Demirtas was a presidential candidate in the 2014 elections, when he came in third place just two years after his party, the pro-Kurdish Peoples’ Democratic Party (HDP), was formed.

Dubbed the “Kurdish Obama”, Demirtas co-led his party to an impressive electoral achievement in the June 2015 general elections, when the HDP won 13% of the national vote, marking the first time that a pro-Kurdish party crossed the 10% threshold to enter Turkey’s parliament.

But a year later, Demirtas was arrested in a massive crackdown on government opponents and critics following a July 2016 failed coup attempt.

Despite a judgment by the European Court of Human Rights ordering his release, Demirtas has remained in jail for the past seven years.

In the 2023 elections, the HDP, was forced to field its candidates under a different name, the Green Left Party, to avoid the risk of being closed down by the Constitutional Court ahead of elections.

Legal harassment by a judiciary that lacks independence from the executive branch also forced Turkey’s main secular Republican Peoples’ Party (CHP) to bypass Istanbul’s popular mayor, Ekram Imamoglu, as a presidential candidate. The party instead picked Kilicdaroglu, a colourless former bureaucrat with a poor track record in wooing voters.

Comparing Imamoglu’s legal woes to those of her party, HDP-Green Left parliamentary-elect Ceylan Aksa noted, “if Imamoglu’s problems are a broken tap, ours is a flood”.

Aksa’s party is facing closure and is battling the case in the courts, which is more debilitating than proceedings against an individual, she explained. “What’s happening to Imamoglu will only affect himself, not his party. What happened to us is that we’re facing a five-year ban,” she said.

The HDP is accused of having ties to a banned Kurdish group, which it denies.

‘It can’t be called fair’

A 36-year-old former human rights activist, Aksa is one of eight Green-Left candidates to win seats in the 2023 elections.

Her campaign experience is a stark reminder of the challenges confronting opposition candidates in illiberal democracies.

“Campaigning was very exhausting. I lost 15 kilos in two months,” she revealed with a laugh. “I had no TV interviews or coverage. I had to go from village to village. If I had to go a village on top of a mountain with just five voters, I would go. But it makes things much more manual,” explained the parliamentary-elect from Diyarbakir province.

HDP-Green Left volunteers also faced constant harassment on the campaign trail, according to Abdulrezzak Memic, a janitor at a Diyarbakir-based company.

“We do all our campaign work under constant police surveillance and pressure. When we opened an election bureau in Yehisehiz [a Diyarbakir district], there was more police than local people. The police barricaded the area around the bureau, people couldn’t reach it,” he said.

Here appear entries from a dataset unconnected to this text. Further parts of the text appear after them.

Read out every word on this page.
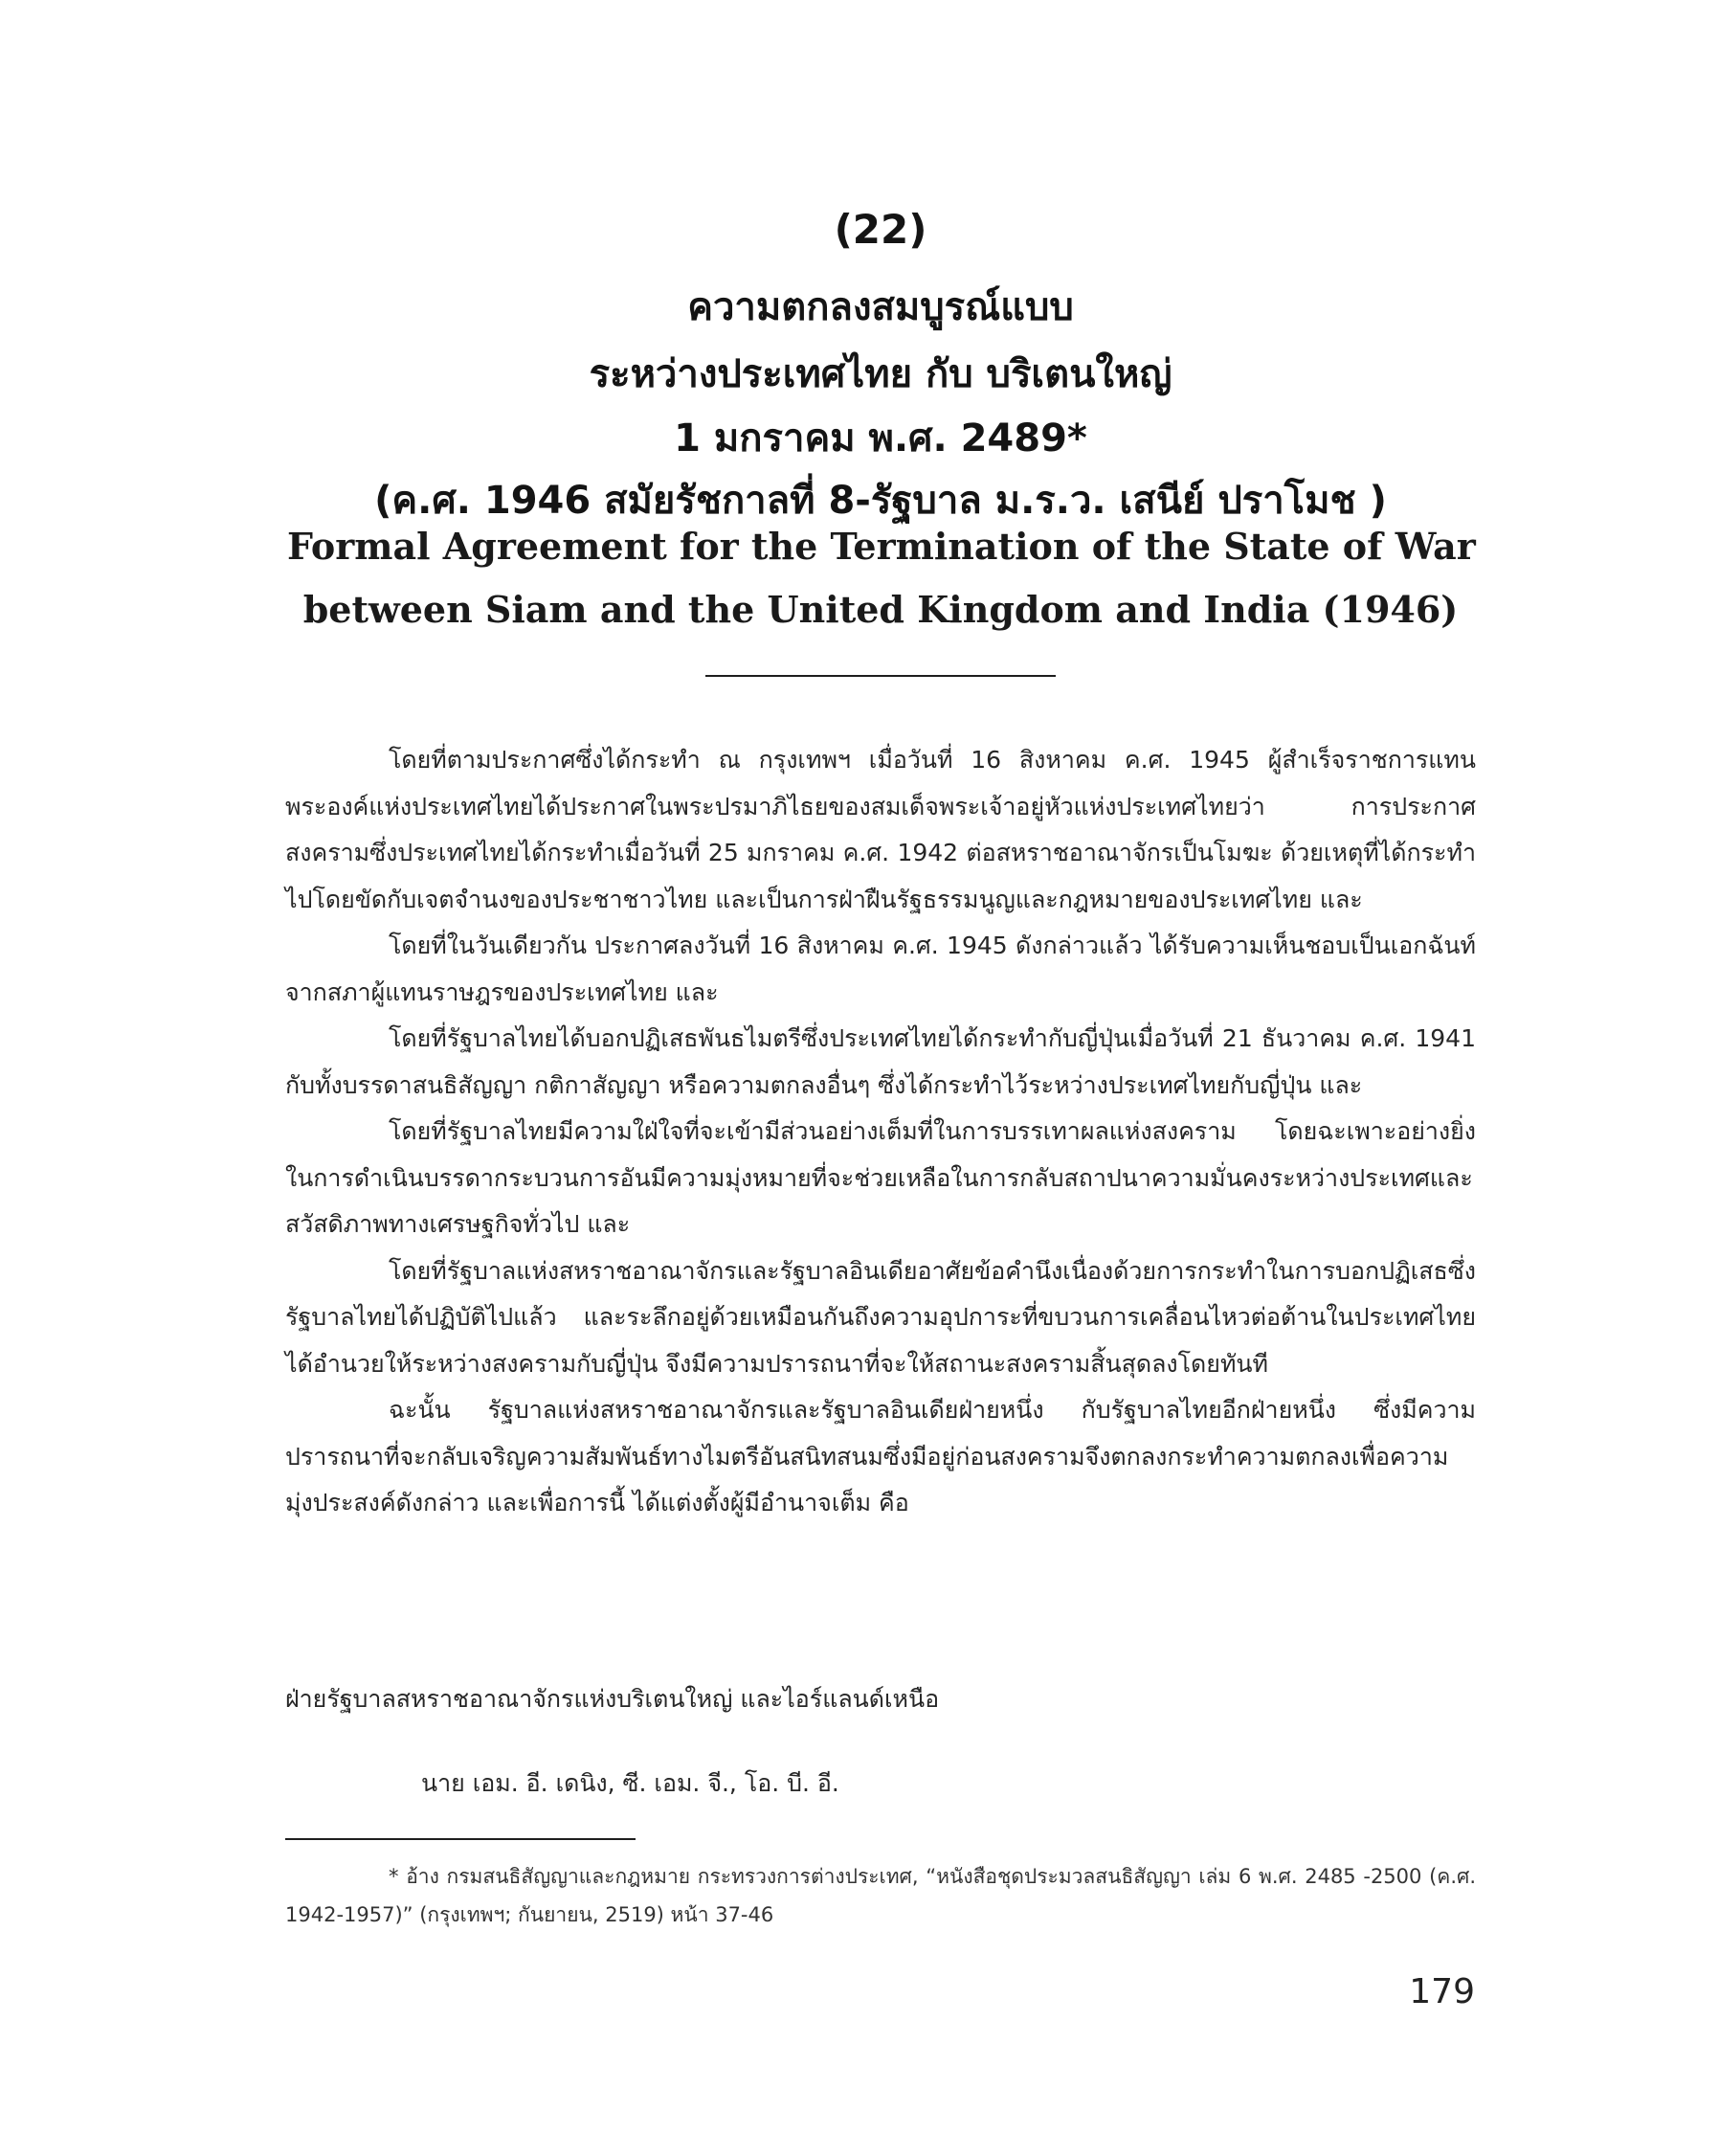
(22)
ความตกลงสมบูรณ์แบบ
ระหว่างประเทศไทย กับ บริเตนใหญ่
1 มกราคม พ.ศ. 2489*
(ค.ศ. 1946 สมัยรัชกาลที่ 8-รัฐบาล ม.ร.ว. เสนีย์ ปราโมช )
Formal Agreement for the Termination of the State of War
between Siam and the United Kingdom and India (1946)

โดยที่ตามประกาศซึ่งได้กระทำ ณ กรุงเทพฯ เมื่อวันที่ 16 สิงหาคม ค.ศ. 1945 ผู้สำเร็จราชการแทนพระองค์แห่งประเทศไทยได้ประกาศในพระปรมาภิไธยของสมเด็จพระเจ้าอยู่หัวแห่งประเทศไทยว่า การประกาศสงครามซึ่งประเทศไทยได้กระทำเมื่อวันที่ 25 มกราคม ค.ศ. 1942 ต่อสหราชอาณาจักรเป็นโมฆะ ด้วยเหตุที่ได้กระทำไปโดยขัดกับเจตจำนงของประชาชาวไทย และเป็นการฝ่าฝืนรัฐธรรมนูญและกฎหมายของประเทศไทย และ

โดยที่ในวันเดียวกัน ประกาศลงวันที่ 16 สิงหาคม ค.ศ. 1945 ดังกล่าวแล้ว ได้รับความเห็นชอบเป็นเอกฉันท์จากสภาผู้แทนราษฎรของประเทศไทย และ

โดยที่รัฐบาลไทยได้บอกปฏิเสธพันธไมตรีซึ่งประเทศไทยได้กระทำกับญี่ปุ่นเมื่อวันที่ 21 ธันวาคม ค.ศ. 1941 กับทั้งบรรดาสนธิสัญญา กติกาสัญญา หรือความตกลงอื่นๆ ซึ่งได้กระทำไว้ระหว่างประเทศไทยกับญี่ปุ่น และ

โดยที่รัฐบาลไทยมีความใฝ่ใจที่จะเข้ามีส่วนอย่างเต็มที่ในการบรรเทาผลแห่งสงคราม โดยฉะเพาะอย่างยิ่ง ในการดำเนินบรรดากระบวนการอันมีความมุ่งหมายที่จะช่วยเหลือในการกลับสถาปนาความมั่นคงระหว่างประเทศและสวัสดิภาพทางเศรษฐกิจทั่วไป และ

โดยที่รัฐบาลแห่งสหราชอาณาจักรและรัฐบาลอินเดียอาศัยข้อคำนึงเนื่องด้วยการกระทำในการบอกปฏิเสธซึ่งรัฐบาลไทยได้ปฏิบัติไปแล้ว และระลึกอยู่ด้วยเหมือนกันถึงความอุปการะที่ขบวนการเคลื่อนไหวต่อต้านในประเทศไทยได้อำนวยให้ระหว่างสงครามกับญี่ปุ่น จึงมีความปรารถนาที่จะให้สถานะสงครามสิ้นสุดลงโดยทันที

ฉะนั้น รัฐบาลแห่งสหราชอาณาจักรและรัฐบาลอินเดียฝ่ายหนึ่ง กับรัฐบาลไทยอีกฝ่ายหนึ่ง ซึ่งมีความปรารถนาที่จะกลับเจริญความสัมพันธ์ทางไมตรีอันสนิทสนมซึ่งมีอยู่ก่อนสงครามจึงตกลงกระทำความตกลงเพื่อความมุ่งประสงค์ดังกล่าว และเพื่อการนี้ ได้แต่งตั้งผู้มีอำนาจเต็ม คือ

ฝ่ายรัฐบาลสหราชอาณาจักรแห่งบริเตนใหญ่ และไอร์แลนด์เหนือ
นาย เอม. อี. เดนิง, ซี. เอม. จี., โอ. บี. อี.
* อ้าง กรมสนธิสัญญาและกฎหมาย กระทรวงการต่างประเทศ, “หนังสือชุดประมวลสนธิสัญญา เล่ม 6 พ.ศ. 2485 -2500 (ค.ศ. 1942-1957)” (กรุงเทพฯ; กันยายน, 2519) หน้า 37-46
179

Abdulrezzak Memic at a polling station in Diyarbakir, Turkey on May 28, 2023.
Abdulrezzak Memic at a polling station in Diyarbakir, Turkey on May 28, 2023. © Leela Jacinto, FRANCE 24

“Last month, some of our friends – activists and lawyers were detained,” added Memic, referring to the arrest of more than 100 politicians, journalists, lawyers and activists just weeks before the May 14 presidential first round. “After they were detained, we wanted to make a press release, an announcement. But then the police arrested some of those volunteers.”

The constant crackdowns are a source of constant stress for the families of HDP volunteers, Memic explained. “My step-brother is a hardcore AKP supporter and volunteer,” he said, referring to Erdogan’s ruling party. “My family is not concerned about him. But for me, they’re always afraid,” he said with a booming laugh.

Despite the fears and crackdowns, Memic is not one to give up on what he sees as a just cause. “I’m a volunteer, I do my best. I believe in the party. I have to support the political party despite my family’s fears,” he maintained.

When it comes to the 2023 elections, his views are unequivocal. “This election was not free and fair, never, never,” he said, shaking his head emphatically. “How can we call it a fair election when the government uses all the tools, the capacity of the state for the campaign and the opposition party has no chance? At the same time, our people are so oppressed. It can’t be called fair.”